BRUSSELS (Reuters) - The European Union imposed sanctions on Syrian President Bashar al-Assad and other senior officials on Monday, raising pressure on his government to end weeks of violence against protesters.
EU foreign ministers agreed at a meeting in Brussels to expand restrictions against Syria by adding Assad and nine other senior members of the government to a list of those banned from travelling to the EU and subject to asset freezes.
In London, U.S. Secretary of State Hillary Clinton also urged Assad to halt the violence against demonstrators seeking reforms, saying that nearly 1,000 people had been killed.
“This cruelty must end and the legitimate aspirations of the Syrian people must be honoured,” Clinton told a news conference with her British counterpart William Hague.
“Stop the killings, the beatings, the arrests, release all political prisoners and detainees. Begin to respond to the demands that are upon you for a process of credible and inclusive democratic change,” she said.
Syrian Foreign Minister Walid al-Moualem said the EU sanctions on Assad would hurt European interests as much as those of Syria.
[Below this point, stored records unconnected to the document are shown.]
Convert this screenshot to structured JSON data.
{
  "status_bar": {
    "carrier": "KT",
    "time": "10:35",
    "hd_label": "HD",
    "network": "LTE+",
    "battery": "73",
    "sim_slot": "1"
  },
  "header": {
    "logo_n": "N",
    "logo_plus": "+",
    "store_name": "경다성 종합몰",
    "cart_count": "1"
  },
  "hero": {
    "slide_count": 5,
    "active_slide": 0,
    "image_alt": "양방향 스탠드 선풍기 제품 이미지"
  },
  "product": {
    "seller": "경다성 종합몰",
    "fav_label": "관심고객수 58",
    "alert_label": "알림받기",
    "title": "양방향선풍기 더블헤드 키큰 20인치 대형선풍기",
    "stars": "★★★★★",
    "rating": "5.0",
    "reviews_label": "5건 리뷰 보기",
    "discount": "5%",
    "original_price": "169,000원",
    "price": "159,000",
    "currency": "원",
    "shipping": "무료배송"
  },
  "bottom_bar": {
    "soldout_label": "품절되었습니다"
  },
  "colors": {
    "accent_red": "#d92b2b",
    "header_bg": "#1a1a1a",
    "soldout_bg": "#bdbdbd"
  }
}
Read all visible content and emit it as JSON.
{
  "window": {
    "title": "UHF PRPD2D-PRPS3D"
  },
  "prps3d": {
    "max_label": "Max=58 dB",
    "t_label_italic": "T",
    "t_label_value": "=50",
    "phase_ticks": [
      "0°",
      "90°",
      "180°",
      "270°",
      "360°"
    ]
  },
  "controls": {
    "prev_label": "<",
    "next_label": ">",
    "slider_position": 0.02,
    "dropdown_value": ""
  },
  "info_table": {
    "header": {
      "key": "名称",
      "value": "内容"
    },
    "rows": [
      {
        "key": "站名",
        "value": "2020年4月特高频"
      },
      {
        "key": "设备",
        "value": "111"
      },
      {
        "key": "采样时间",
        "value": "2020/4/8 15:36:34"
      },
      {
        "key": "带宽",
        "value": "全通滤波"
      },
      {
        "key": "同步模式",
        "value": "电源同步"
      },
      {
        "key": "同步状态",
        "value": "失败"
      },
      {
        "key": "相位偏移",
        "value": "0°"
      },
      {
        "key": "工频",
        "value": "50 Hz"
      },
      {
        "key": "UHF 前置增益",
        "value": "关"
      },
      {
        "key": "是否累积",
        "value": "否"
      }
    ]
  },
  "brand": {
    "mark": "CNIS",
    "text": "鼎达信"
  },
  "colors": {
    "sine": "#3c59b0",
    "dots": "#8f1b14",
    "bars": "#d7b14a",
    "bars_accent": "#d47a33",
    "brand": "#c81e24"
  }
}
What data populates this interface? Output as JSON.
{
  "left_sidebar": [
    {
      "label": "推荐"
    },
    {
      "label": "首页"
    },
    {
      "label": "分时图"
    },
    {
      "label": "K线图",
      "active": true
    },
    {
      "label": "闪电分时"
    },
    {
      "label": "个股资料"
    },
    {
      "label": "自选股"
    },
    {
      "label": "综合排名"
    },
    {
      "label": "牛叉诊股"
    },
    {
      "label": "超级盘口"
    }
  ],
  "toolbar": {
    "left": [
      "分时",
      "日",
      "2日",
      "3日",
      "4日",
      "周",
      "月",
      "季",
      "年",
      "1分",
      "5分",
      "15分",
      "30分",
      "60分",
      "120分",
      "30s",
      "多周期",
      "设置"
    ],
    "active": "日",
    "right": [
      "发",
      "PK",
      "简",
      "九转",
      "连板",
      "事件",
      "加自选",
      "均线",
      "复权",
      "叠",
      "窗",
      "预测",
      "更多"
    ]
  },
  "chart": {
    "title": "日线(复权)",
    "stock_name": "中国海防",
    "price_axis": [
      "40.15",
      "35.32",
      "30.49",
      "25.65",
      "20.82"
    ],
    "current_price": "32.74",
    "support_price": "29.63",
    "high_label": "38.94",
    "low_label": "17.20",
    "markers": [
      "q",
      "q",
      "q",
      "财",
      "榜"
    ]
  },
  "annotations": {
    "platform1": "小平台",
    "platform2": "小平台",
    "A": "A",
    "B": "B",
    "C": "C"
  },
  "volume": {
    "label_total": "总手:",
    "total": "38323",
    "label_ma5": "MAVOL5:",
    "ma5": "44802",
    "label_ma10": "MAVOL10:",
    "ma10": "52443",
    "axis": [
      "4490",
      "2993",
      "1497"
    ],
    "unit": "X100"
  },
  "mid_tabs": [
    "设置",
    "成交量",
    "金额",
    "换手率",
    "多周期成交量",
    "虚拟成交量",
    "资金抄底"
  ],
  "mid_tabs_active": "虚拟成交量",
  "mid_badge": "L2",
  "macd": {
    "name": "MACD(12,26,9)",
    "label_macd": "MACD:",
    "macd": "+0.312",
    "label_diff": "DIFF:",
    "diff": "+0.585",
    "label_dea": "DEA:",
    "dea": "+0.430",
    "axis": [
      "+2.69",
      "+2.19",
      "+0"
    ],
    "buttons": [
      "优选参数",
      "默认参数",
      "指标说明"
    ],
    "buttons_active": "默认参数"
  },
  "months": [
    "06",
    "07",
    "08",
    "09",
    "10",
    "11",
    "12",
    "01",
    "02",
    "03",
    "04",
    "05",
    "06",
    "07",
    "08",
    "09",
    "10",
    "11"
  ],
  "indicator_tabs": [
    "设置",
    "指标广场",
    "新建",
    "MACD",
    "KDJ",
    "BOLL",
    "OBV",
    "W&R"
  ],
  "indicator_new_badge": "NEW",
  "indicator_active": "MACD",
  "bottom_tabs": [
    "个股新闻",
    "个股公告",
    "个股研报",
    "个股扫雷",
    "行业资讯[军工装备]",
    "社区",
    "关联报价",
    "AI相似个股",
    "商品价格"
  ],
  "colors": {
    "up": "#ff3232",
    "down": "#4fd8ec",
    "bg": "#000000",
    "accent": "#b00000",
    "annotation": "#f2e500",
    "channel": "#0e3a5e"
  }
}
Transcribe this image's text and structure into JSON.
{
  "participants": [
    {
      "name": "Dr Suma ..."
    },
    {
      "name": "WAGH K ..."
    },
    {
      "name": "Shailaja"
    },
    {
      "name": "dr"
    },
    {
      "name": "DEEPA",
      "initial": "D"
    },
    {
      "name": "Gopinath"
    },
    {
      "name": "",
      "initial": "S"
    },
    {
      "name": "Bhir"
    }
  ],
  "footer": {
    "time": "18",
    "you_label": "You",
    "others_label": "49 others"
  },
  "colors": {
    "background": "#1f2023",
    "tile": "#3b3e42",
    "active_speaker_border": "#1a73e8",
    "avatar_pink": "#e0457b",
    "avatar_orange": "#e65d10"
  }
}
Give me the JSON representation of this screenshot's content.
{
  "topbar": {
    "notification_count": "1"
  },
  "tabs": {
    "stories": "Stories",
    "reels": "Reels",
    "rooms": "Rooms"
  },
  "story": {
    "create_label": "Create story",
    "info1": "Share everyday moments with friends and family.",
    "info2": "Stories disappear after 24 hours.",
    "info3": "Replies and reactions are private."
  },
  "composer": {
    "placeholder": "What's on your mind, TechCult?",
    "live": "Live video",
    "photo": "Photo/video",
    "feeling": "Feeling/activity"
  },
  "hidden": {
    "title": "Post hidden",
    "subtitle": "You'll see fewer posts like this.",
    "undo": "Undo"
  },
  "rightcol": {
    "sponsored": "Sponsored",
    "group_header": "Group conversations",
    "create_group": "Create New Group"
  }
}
“I say this measure, just as it will harm Syria’s interests, it will harm Europe’s interest. And Syria won’t remain silent about this measure,” he told Syrian television in an interview.
An official source earlier said the sanctions were an attempt to destabilise Syria, and “will not sway it from its national and patriotic course no matter the cost (in terms)...” according to the state news agency SANA.
The EU action follows a ban on 13 of Assad’s closest allies and an arms embargo, imposed earlier in May in response to a crackdown on pro-reform demonstrators.
The 27 EU foreign ministers said in a statement they had “decided to further strengthen these restrictive measures by designating additional persons, including at the level of the highest leadership”.
“The EU is determined to take further measures without delay should the Syrian leadership choose not to change its current path,” they added.
German Foreign Minister Guido Westerwelle said it was necessary to move against Syria’s top leaders.
“If someone represses his own people like that, responds to peaceful demonstrations with force, this can’t be left unanswered by the European Union,” he said.
Syrian security forces killed 11 people in the city of Homs on Saturday during a funeral for those killed in the latest crackdown on protesters demonstrating against Assad’s rule, witnesses said.
Clinton’s estimate of the number of people killed in the violent suppression of popular protests in Syria was well above the latest figure of more than 800 civilians issued by human rights groups.
Syrian authorities have blamed most of the violence on armed groups backed by Islamists and foreign powers, who they say have killed more than 120 members of the security forces.
Monday’s decisions follows a heated debate among the EU’s 27 governments about the effectiveness of imposing sanctions on Assad, some questioning whether the EU can be effective in cutting off his access to cash by imposing asset freezes.
But EU governments appeared to agree that an escalation of pressure on Assad was needed quickly.
Dutch Foreign Minister Uri Rosenthal said it was important to maintain pressure to ensure “fundamental change” in Syria.
The United States extended sanctions to Assad and six senior officials last Wednesday to raise the pressure on his government to halt its crackdown on protesters.
The EU ministers said those responsible for violence against protesters should be held accountable and urged Syria to grant access to a U.N. rights mission and humanitarian organisations.
“The EU is deeply concerned at continuing mass arrests, intimidations and instances of torture and calls for their immediate halt,” the statement said.
“The EU calls for the immediate release of all those arrested for their participation in peaceful protests, as well as of all political prisoners and human rights defenders.”
The ministers urged the Syrian authorities to launch an inclusive national dialogue and implement meaningful political reforms without delay through a concrete timetable.
The bloc said it had decided to suspend all preparations for new bilateral cooperation programmes with Syria and would consider suspension of further assistance.